Pray then like this: “Our Father in heaven, hallowed be your name.
(Matthew 6:9 ESV)
In thinking about God, the most important questions we must answer regarding His nature have to do with His identity (who He is) and secondly, how we are to relate to Him.
And in order to answer those questions, we must traverse the paths of the Scriptures, which give us numerous titles for God. And we need each of these because each helps us to understand a different aspect about the nature of God. As we move through the Scriptures, we come across God as “Creator”, “King”, Priest”, “Judge”, “Redeemer”, “Shepherd", “Revealer”, as well as many other titles. But there is one title that is used by our Lord and Savior that He suggests is the central title by which we are to come to understand Him. When the disciples ask Jesus to teach them how to pray, Jesus models an address to God that was to forever shape their perception of Him: “Our Father”.

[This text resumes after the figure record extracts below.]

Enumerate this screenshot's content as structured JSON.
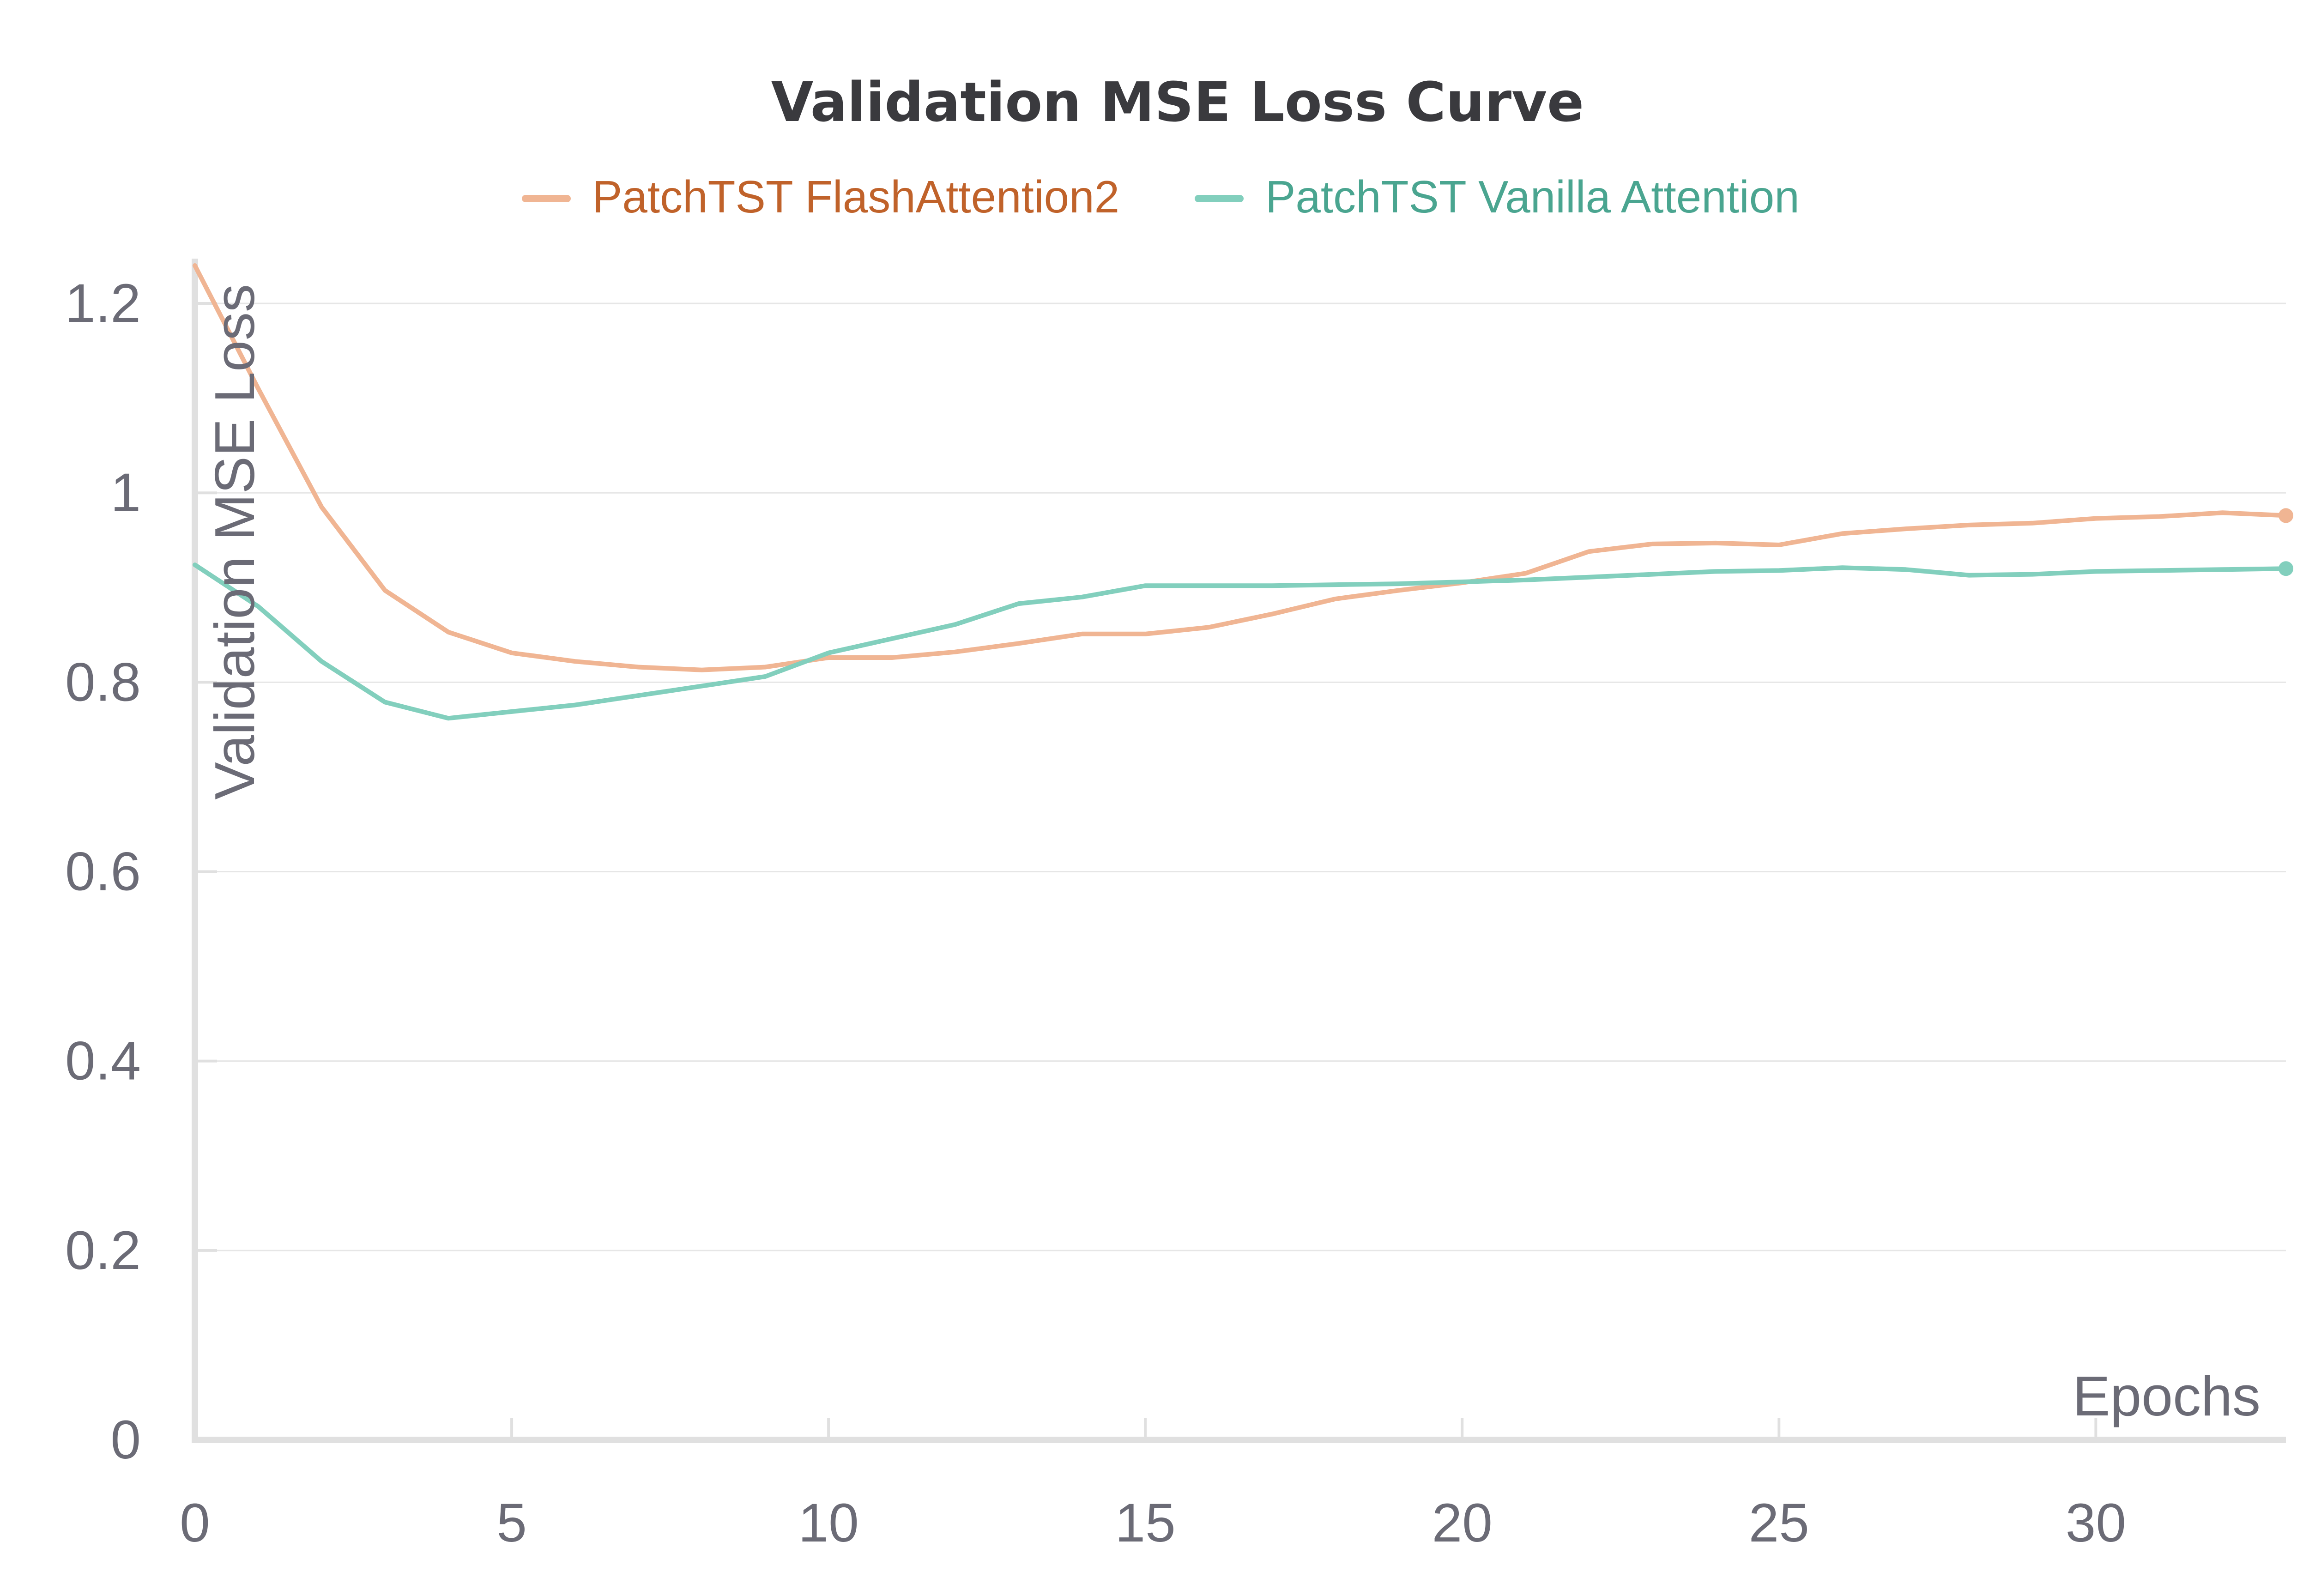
{
  "chart_data": {
    "type": "line",
    "title": "Validation MSE Loss Curve",
    "xlabel": "Epochs",
    "ylabel": "Validation MSE Loss",
    "xlim": [
      0,
      33
    ],
    "ylim": [
      0,
      1.24
    ],
    "xticks": [
      0,
      5,
      10,
      15,
      20,
      25,
      30
    ],
    "yticks": [
      0,
      0.2,
      0.4,
      0.6,
      0.8,
      1,
      1.2
    ],
    "ytick_labels": [
      "0",
      "0.2",
      "0.4",
      "0.6",
      "0.8",
      "1",
      "1.2"
    ],
    "grid": true,
    "legend_position": "top",
    "series": [
      {
        "name": "PatchTST FlashAttention2",
        "color": "#f0b593",
        "legend_text_color": "#c0622a",
        "x": [
          0,
          1,
          2,
          3,
          4,
          5,
          6,
          7,
          8,
          9,
          10,
          11,
          12,
          13,
          14,
          15,
          16,
          17,
          18,
          19,
          20,
          21,
          22,
          23,
          24,
          25,
          26,
          27,
          28,
          29,
          30,
          31,
          32,
          33
        ],
        "y": [
          1.24,
          1.11,
          0.985,
          0.897,
          0.853,
          0.831,
          0.822,
          0.816,
          0.813,
          0.816,
          0.826,
          0.826,
          0.832,
          0.841,
          0.851,
          0.851,
          0.858,
          0.872,
          0.888,
          0.897,
          0.905,
          0.915,
          0.938,
          0.946,
          0.947,
          0.945,
          0.957,
          0.962,
          0.966,
          0.968,
          0.973,
          0.975,
          0.979,
          0.976
        ]
      },
      {
        "name": "PatchTST Vanilla Attention",
        "color": "#82cfbd",
        "legend_text_color": "#4aa590",
        "x": [
          0,
          1,
          2,
          3,
          4,
          5,
          6,
          7,
          8,
          9,
          10,
          11,
          12,
          13,
          14,
          15,
          16,
          17,
          18,
          19,
          20,
          21,
          22,
          23,
          24,
          25,
          26,
          27,
          28,
          29,
          30,
          31,
          32,
          33
        ],
        "y": [
          0.924,
          0.88,
          0.822,
          0.779,
          0.762,
          0.769,
          0.776,
          0.786,
          0.796,
          0.806,
          0.831,
          0.846,
          0.861,
          0.883,
          0.89,
          0.902,
          0.902,
          0.902,
          0.903,
          0.904,
          0.906,
          0.908,
          0.911,
          0.914,
          0.917,
          0.918,
          0.921,
          0.919,
          0.913,
          0.914,
          0.917,
          0.918,
          0.919,
          0.92
        ]
      }
    ]
  }
}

Now here Jesus is not likening God to a Father, superimposing a human relationship onto God in order to help us to understand Him. Rather, Jesus is revealing that His Father is the very definition of Father, of which our human concept of Fatherhood is only a reflection. Therefore, in order to understand true fatherhood, we must look to God. And in thinking about all the various titles for God, “Father” ties together and helps us to understand all the other titles. In fact, of the ones given above, we can see each revealed in the personal relationship between a father and a child. A father creates, rules, intercedes, judges, redeems, shepherds and reveals things to his children.
But perhaps more than anything else, the “Fatherhood” of God helps us to understand and keep in balance two of God’s most important characteristics; His holiness and His love. Now in our day and age, the Church has separated God’s love from His holiness. Embracing the New Testament (which emphasizes God’s Love), we have let go of the Old Testament emphasis on the holiness of God. We hear preached the passages that describe God as Love, but shy away from those passages that speak of His wrath or His demand for righteousness. Therefore our image of God has become skewed and we have become more prone to allowing moral laxity in our Churches. But Dr. Allan Coppedge, who has written extensively on the various titles for God in his book Portraits of God, points out: “The statement ‘God is love’ presupposes God’s declaration, ‘I am holy.’ The New Testament writers do not have to elaborate the picture of the holiness of God again because this is a ‘given’ in their understanding of what he is like. They build on this accepted premise by showing more fully what that holy character is, namely, that it is holy love.” So at the base of any discussion about the love of God, there must be laid the concept of His holiness.
Now just as you cannot separate God’s holiness from His love, you also cannot separate His love from His holiness. Being holy, God must judge sin; but because our Judge is also our Father, the sentence He passes He chooses to take upon Himself on our behalf. He has mercy on us because we are His children. He makes provision for us because we are part of His family. He opens His home to us because we belong to Him. And we can experience all the fullness of fatherhood in our own families because we are created in His image. So this month as we celebrate fathers and all they mean to us, let us look to the One who is our ultimate Father, who makes us holy because He lovingly wants what is best for us and will bring us lasting fulfillment.